Getting median out of frequency table (counting sort)

Question

I can't understand the logic behind getMedian method. How exactly median is evaluated, what is the connection between count of elements and sum of elements? Appreciate if someone could explain it's logic.

  public static void main(String[] args) {
            Random r = new Random();
            int[] ar = r.ints(0, 100).limit(9).toArray();
            int k = ar.length;
            int[] count = getCounts(ar);
            double median = getMedian(count, k);
            System.out.println(median);
        }

        private static int[] getCounts(int[] ar) {
            int[] count = new int[100];
            for (int i = 0; i < ar.length; i++) {
                count[ar[i]]++;
            }
            return count;
        }

        private static double getMedian(int[] count, int d) {
            int sum = 0;
            for (int i = 0; i < count.length; i++) {
                sum += count[i];
                if (2 * sum < d)
                    continue;
                else if (2 * sum == d)
                    return (2 * i + 1) / 2.0;
                else
                    return i * 1.0;
            }
            return -1.0;
        }

Answer 1

There is a relation because it is a frequency table. You are thinking it differently but let me give you an example.

1 1 1 3 3 4 4 4 5 5 5 5 if this is the array then the frequency table would be :-

1 3 4 5
- - - -
3 2 3 4

So this is median. So now I am adding every element count and asking us the question, where does the median lie? or where is that indexm which if I consider I will cover the middle element?

Now here I am checking if sum > d/2 then it's done. We found the median.else if it is less then I still have to traverse other elements to get to the middle of the array. And if it is sum==d/2 then we have found it but we have to send the correct position. And we simply send the one in the lower middle (happens in case like 1,1,1,1).

Walk through

1 1 1 3 3 4 4 4 5 5 5 5

Now I check if I traverse all set of 1's where I am? I covered 3 elements. But it's not the half of the total numbers(6).

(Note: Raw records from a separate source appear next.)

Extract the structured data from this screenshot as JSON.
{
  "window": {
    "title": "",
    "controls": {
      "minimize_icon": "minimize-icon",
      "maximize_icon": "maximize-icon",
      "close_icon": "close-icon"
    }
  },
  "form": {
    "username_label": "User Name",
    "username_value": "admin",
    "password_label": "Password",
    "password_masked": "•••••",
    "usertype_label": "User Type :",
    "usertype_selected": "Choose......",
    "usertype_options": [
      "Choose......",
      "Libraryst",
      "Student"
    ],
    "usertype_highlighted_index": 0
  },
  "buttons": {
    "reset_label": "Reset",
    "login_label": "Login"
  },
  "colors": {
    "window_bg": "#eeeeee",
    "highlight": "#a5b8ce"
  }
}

Now add number of 3's. 5. This is also not.

Now I add number of 4's, So 8 elements I covered. So I covered more than half of number of elements. So median lies here.

More detailed explanation:

You are asked to find the median of an array of 10 integers.

[1 2 3 4 5 6 7 8 9]

Then median is in element at position floor(9/2)=4, which is 5 Right?

[1 1 2 2 3 3 4 4 5]

Where is the median element at position floor(9/2)=4, which is 3. Right?

So now think this,

 1  2 3 4 5
 2  2 2 2 1

Now you will try to find the floor(9/2) th element here starting from beginning. And that's why you need to find the sum of the frequencies and all.

Hope you get it?

Correct algorithm

What you need to do is :-

N = number of elements.
F[] = frequency array
so if N is odd
  find the element at floor(N/2)-th place and median is that element.
else
  find the element at floor((N-1)/2) and floor(N/2) th position and return their average.

Finding the element is simple:
Find( F[], p) // find the element at position p
{
  p=p+1
  for i in [0..|F|]
    cumulative+=F[i]
    if cumulative == p
      return this element.
    else cumulative >p
      return this element  
}